Monday, Mar. 15, 1937
Engine
Dictator Mussolini who in 1922 covered the abortive Conference of Cannes as an ordinary journalist received in Palazzo Venezia last week Webb Miller of the United Press who was also at the Cannes Conference, last year covered the war in Ethiopia. The two men had not met for five years and Mr. Miller found Dictator Mussolini "more mild . . . more genial. . . . His hair has thinned noticeably. . . . Commenting on his obvious appearance of health, I asked Mussolini to permit me to publish his personal rules for conserving his mental and physical health under constant strain."
Understanding readily from Mr. Miller that a majority of his countrymen much prefer to read what a Dictator eats and whether he is constipated, to dissertations on the problems of Statesman Mussolini and his country, Il Duce, who was wearing his ski costume plus a shirt, sat down and played the great U. S. news game of Ask Me Another Personal Question:
Q. Have you suffered from illness lately? A. I was sick in 1925. Since then I have not lost a single day. At the first symptom of any kind of indisposition I fast for at least 24 hours. Out of my organism I have made an engine, constantly supervised and controlled, which runs with absolute regularity.

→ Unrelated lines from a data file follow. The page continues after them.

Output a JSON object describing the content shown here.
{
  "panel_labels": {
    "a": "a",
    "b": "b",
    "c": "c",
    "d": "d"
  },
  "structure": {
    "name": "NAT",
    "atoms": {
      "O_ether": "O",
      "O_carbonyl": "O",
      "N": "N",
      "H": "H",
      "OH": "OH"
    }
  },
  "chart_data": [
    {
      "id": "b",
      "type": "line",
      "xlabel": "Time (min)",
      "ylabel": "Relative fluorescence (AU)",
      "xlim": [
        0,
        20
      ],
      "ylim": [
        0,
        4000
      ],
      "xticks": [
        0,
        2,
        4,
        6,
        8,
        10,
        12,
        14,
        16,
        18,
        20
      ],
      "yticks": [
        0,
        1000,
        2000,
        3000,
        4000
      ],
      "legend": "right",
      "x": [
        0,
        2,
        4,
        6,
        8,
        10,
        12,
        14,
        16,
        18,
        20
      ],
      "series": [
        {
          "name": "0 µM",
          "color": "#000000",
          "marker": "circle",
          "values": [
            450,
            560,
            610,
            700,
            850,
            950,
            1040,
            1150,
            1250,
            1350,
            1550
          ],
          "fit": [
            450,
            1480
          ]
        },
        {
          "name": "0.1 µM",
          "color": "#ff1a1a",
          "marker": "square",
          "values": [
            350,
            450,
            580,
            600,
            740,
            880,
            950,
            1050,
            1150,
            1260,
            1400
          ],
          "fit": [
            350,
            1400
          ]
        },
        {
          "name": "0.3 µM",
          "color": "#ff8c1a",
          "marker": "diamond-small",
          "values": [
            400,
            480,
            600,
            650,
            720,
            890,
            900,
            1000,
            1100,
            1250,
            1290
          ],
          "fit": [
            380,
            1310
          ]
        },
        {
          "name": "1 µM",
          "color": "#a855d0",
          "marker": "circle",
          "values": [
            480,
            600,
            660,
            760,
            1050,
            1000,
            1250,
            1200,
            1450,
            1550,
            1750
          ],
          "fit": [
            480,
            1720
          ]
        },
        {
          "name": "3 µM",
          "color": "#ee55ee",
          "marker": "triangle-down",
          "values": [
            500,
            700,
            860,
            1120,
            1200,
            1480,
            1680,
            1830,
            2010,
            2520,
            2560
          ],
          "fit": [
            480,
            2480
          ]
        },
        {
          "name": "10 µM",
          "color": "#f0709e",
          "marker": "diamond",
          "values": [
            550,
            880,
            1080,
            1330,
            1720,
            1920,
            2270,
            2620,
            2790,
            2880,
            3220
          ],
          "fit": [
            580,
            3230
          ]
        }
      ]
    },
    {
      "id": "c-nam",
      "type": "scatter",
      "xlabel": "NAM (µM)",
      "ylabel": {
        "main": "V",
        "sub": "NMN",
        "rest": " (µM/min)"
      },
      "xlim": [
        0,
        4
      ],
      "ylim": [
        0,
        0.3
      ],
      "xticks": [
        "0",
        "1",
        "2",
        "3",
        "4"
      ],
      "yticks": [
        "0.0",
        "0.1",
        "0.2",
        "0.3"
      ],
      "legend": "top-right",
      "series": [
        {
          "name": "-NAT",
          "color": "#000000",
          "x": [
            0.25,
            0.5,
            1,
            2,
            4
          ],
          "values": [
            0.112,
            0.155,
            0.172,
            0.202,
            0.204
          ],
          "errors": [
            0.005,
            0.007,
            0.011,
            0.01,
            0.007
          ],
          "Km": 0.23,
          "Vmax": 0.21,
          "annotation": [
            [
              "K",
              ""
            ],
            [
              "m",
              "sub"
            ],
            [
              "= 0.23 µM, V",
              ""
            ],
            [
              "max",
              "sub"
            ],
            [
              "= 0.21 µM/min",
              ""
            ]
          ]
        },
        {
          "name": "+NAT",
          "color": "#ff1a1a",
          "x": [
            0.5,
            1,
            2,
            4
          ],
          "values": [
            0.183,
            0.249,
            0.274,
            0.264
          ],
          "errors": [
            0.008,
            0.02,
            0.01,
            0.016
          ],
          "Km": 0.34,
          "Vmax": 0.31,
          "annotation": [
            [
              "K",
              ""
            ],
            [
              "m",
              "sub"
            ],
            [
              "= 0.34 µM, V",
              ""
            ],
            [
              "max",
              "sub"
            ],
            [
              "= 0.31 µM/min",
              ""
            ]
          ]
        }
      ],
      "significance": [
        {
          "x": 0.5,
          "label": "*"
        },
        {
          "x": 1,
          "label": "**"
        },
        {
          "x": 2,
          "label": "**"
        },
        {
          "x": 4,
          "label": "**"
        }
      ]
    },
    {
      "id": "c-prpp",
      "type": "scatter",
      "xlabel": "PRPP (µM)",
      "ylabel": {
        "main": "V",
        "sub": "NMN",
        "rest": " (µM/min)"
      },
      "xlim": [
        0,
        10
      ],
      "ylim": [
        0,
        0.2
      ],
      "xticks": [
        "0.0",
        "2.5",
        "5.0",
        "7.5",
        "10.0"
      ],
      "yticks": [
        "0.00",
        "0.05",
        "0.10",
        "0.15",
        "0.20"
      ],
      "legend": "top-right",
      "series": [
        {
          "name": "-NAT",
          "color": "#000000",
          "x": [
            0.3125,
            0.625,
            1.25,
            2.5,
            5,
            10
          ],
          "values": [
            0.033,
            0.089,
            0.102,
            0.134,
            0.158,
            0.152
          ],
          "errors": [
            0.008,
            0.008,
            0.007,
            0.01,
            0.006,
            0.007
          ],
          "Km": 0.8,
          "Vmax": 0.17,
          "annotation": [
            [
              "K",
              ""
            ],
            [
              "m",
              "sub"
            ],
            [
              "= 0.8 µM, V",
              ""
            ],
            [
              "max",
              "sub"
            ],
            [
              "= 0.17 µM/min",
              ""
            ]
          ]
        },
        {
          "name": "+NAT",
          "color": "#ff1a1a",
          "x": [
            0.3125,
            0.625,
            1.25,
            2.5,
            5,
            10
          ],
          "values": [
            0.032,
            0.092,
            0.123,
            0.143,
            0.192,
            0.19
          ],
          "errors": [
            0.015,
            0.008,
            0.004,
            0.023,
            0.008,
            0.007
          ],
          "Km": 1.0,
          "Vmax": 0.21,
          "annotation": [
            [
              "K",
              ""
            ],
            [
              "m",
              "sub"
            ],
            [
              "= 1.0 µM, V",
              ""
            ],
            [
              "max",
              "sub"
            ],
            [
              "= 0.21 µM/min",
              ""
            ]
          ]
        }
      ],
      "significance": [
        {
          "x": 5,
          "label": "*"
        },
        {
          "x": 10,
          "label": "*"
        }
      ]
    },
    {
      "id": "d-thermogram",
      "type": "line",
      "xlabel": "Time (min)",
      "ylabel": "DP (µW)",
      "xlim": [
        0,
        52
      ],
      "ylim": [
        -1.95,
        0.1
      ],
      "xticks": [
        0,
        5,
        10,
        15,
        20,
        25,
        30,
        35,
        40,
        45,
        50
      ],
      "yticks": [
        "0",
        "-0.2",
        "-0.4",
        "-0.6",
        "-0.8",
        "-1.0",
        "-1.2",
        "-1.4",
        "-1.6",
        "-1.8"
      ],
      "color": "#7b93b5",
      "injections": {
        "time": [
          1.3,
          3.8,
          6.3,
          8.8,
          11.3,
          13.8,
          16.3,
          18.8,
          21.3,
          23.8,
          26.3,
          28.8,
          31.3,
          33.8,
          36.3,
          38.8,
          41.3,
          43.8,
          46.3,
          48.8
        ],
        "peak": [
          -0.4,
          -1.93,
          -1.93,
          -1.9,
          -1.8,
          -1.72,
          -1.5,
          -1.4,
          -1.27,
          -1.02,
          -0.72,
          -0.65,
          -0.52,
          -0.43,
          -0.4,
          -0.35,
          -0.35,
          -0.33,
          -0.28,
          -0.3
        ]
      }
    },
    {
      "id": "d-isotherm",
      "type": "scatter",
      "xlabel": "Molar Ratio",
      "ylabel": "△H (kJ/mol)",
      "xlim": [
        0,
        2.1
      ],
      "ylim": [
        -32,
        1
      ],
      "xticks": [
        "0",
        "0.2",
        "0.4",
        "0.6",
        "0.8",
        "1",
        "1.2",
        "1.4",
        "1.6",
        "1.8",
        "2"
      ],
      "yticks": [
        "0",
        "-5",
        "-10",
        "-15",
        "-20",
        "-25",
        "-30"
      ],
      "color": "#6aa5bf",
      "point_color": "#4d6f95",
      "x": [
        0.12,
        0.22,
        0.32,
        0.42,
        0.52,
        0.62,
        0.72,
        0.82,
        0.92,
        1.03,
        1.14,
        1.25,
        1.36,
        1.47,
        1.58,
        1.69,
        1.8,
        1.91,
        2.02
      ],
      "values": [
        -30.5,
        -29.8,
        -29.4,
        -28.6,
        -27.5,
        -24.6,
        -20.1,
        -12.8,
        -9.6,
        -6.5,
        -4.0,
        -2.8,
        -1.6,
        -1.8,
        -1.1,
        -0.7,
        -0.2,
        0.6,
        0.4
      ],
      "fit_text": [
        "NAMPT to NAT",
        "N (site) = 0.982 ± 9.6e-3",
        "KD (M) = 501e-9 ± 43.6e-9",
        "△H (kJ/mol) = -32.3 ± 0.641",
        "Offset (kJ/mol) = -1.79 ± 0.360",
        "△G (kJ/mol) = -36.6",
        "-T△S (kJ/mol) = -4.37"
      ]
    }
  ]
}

Q. Do you follow a fixed diet, and if so, what? A. My rules of diet are fixed in the sense that I am almost exclusively vegetarian.
Q. Do you make use of alcohol or tobacco? A. I consider alcohol damaging to the health of individuals and to collective health. I am not against the moderate use of tobacco, but as far as I am concerned, I never drink hard liquor. I sometimes drink a little wine at official dinners, but since the World War I have never smoked.
Q. Do you take tea or coffee or any stimulating drink? A. I do not take tea or coffee, but sometimes drink an infusion of linden leaves or tilleul. For those who labor physically the moderate use of wine is useful.
Q. What are your habits regarding sleeping? A. I sleep between seven and eight hours a night regularly, between 11 p. m. and 7 a. m. I fall asleep at once, no matter what I have done or what has happened to me during the day. I use no expedients to invite sleep and take no siesta during the day. Siestas are the consequence of overeating at lunching.